Bookends & Beginnings hosted history teacher and author Michael Soffer Wednesday evening to speak about his new book, “Our Nazi: An American Suburb’s Encounter with Evil,” which recounts the discovery of a former Nazi guard working as a high school janitor in the 1980s Chicago suburbs.
Rachelle Gold, president of the Chicago Jewish Historical Society, opened the event and introduced the speakers, CJHS board member Joel Rubin and Soffer. Rubin provided context for what came to be known as the “Kulle Affair.”
Reinhold Kulle joined Hitler Youth when he was 15 and the Waffen-SS at 19. In June of 1941, he was assigned to SS Death’s Head battalion at the Gross-Rosen slave labor concentration camp in Silesia, where the average lifespan was three to four weeks.
In the ’50s, Kulle allegedly lied on his visa application and moved his family to Oak Park, Ill., where he was hired as a janitor at Oak Park and River Forest High School. After working as a model employee for nearly 30 years at the high school, Kulle’s secret came out — and the community stood behind him.

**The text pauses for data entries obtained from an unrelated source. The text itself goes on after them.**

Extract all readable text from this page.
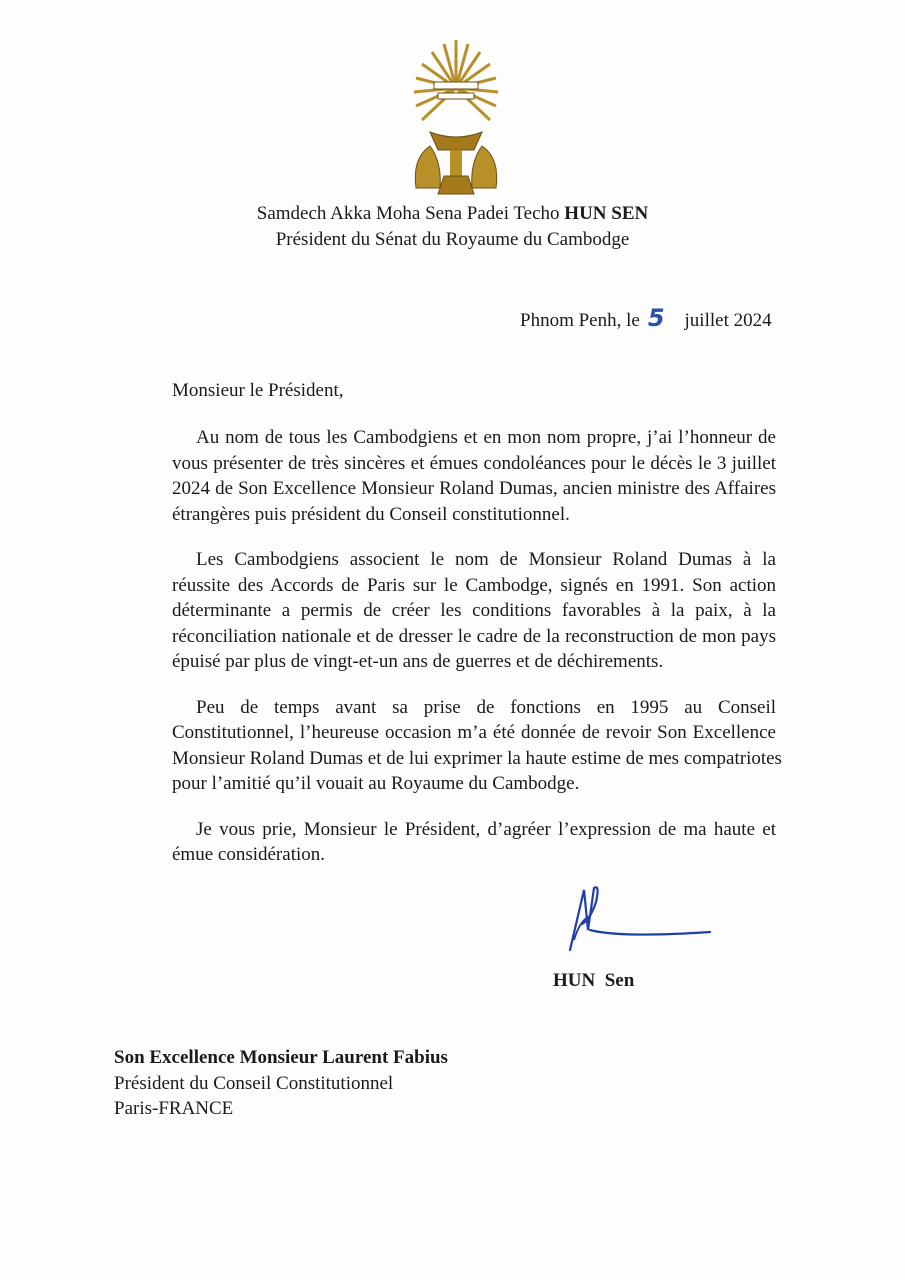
Samdech Akka Moha Sena Padei Techo HUN SEN
Président du Sénat du Royaume du Cambodge
Phnom Penh, le 5 juillet 2024
Monsieur le Président,
Au nom de tous les Cambodgiens et en mon nom propre, j’ai l’honneur de
vous présenter de très sincères et émues condoléances pour le décès le 3 juillet
2024 de Son Excellence Monsieur Roland Dumas, ancien ministre des Affaires
étrangères puis président du Conseil constitutionnel.
Les Cambodgiens associent le nom de Monsieur Roland Dumas à la
réussite des Accords de Paris sur le Cambodge, signés en 1991. Son action
déterminante a permis de créer les conditions favorables à la paix, à la
réconciliation nationale et de dresser le cadre de la reconstruction de mon pays
épuisé par plus de vingt-et-un ans de guerres et de déchirements.
Peu de temps avant sa prise de fonctions en 1995 au Conseil
Constitutionnel, l’heureuse occasion m’a été donnée de revoir Son Excellence
Monsieur Roland Dumas et de lui exprimer la haute estime de mes compatriotes
pour l’amitié qu’il vouait au Royaume du Cambodge.
Je vous prie, Monsieur le Président, d’agréer l’expression de ma haute et
émue considération.
HUN  Sen
Son Excellence Monsieur Laurent Fabius
Président du Conseil Constitutionnel
Paris-FRANCE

“Our narrative has always been that we had this heroic victory against the Nazis,” said Soffer, who graduated from OPRFHS in 2003 and later taught there for 17 years. “The truth is that World War II was not always super popular. It was largely opposed, and afterwards, we kept our doors explicitly and purposefully closed to Jewish immigrants, while opening them to Nazis.”
Soffer started a Holocaust studies class in 2020 at OPRFHS as a response to antisemitic hate crimes at the school. At the end of each lesson, he would tell a story about either survivors or Kulle, so the students could see them side by side. The students asked why people defended him, Soffer said, so together they looked through local newspapers and talked to community members.
With their search came unsettling forewarnings. In his personnel file, there was a statement from a colleague Kulle had been in an altercation with that stated, “We’re misusing Reinhold. If we ever need security at the high school, there’s no one more capable.”
A local newspaper wrote that Kulle was always “standing guard” at high school events and that he “didn’t like to learn names because it made discipline more difficult.” Janitors shouldn’t be thinking it’s their role to discipline kids, Soffer said.
Soffer reached out to some of Kulle’s friends — people who had actively defended him during the Kulle Affair. One refused to talk, saying he didn’t want to be portrayed as a Nazi sympathizer, Soffer said.
One woman did speak with Soffer but paused during the interview to say, “You know, the real problem with this case was you Jews and your self-righteousness,” he said.
Two Jewish women in Oak Park, RaeLynne Toperoff and Rima Lunin Schultz, were vilified for pushing to have Kulle removed from their children’s school, even as they advocated for him to receive paid leave during his deposition, Soffer said.
Antisemitic letters were sent to the school board, requesting that Kulle remain employed, Soffer said. Kulle’s son wrote that Jews “need to give the Holocaust some rest” and that if only they “would live exemplary lives (he) could perhaps be a bit more sympathetic.”
One stated that a “small minority (was) acting immorally, ungodly and un-American, trying to force their selfish, narrow-pointed opinions on the rest of the community.” It said Kulle had been unfairly judged because he had joined an organization 45 years ago when he was barely an adult. This was the general argument for Kulle’s defense.
“We’re telling kids that what they do at 16 or 17 matters, but what he did at 19 doesn’t?” Soffer asked.
Kulle immediately admitted that he had been a part of the SS when it came out but claimed that he had never hurt or seen any prisoners. On a separate occasion, he said he used to bring prisoners gifts, contradicting himself, Soffer said.
Kulle had argued that he was just a perimeter guard, so he didn’t do anything wrong. Perimeter guards were legally required to shoot anybody who tried to escape, Soffer said.
In an interview with the school board during the Kulle Affair, he was asked how he was feeling. He said, “I feel bad, really bad. I just wish we had won the war.” Later, when asked if he had ever committed murder, he replied, “I don’t remember.”
“To me, the most chilling thing is the idea that somebody who could do such evil for so long could just slip seamlessly into an ordinary suburban life,” Soffer said.
Ultimately, Kulle was deported back to Germany after a 1987 decision by the 7th U.S. Circuit Court of Appeals.
Soffer left OPRFHS last school year due to continued antisemitism, he said.
It’s a weird time to be writing about Nazis and antisemitism, Soffer said. The Holocaust isn’t in living memory in the same way anymore, he added.
“I hope this is a reminder of what we’ve been through, but it’s also a story of heroism and rising back. Rima and Raelynne, they bring the community to live up to its values,” Soffer said. “So to me, it’s also a story of resilience.”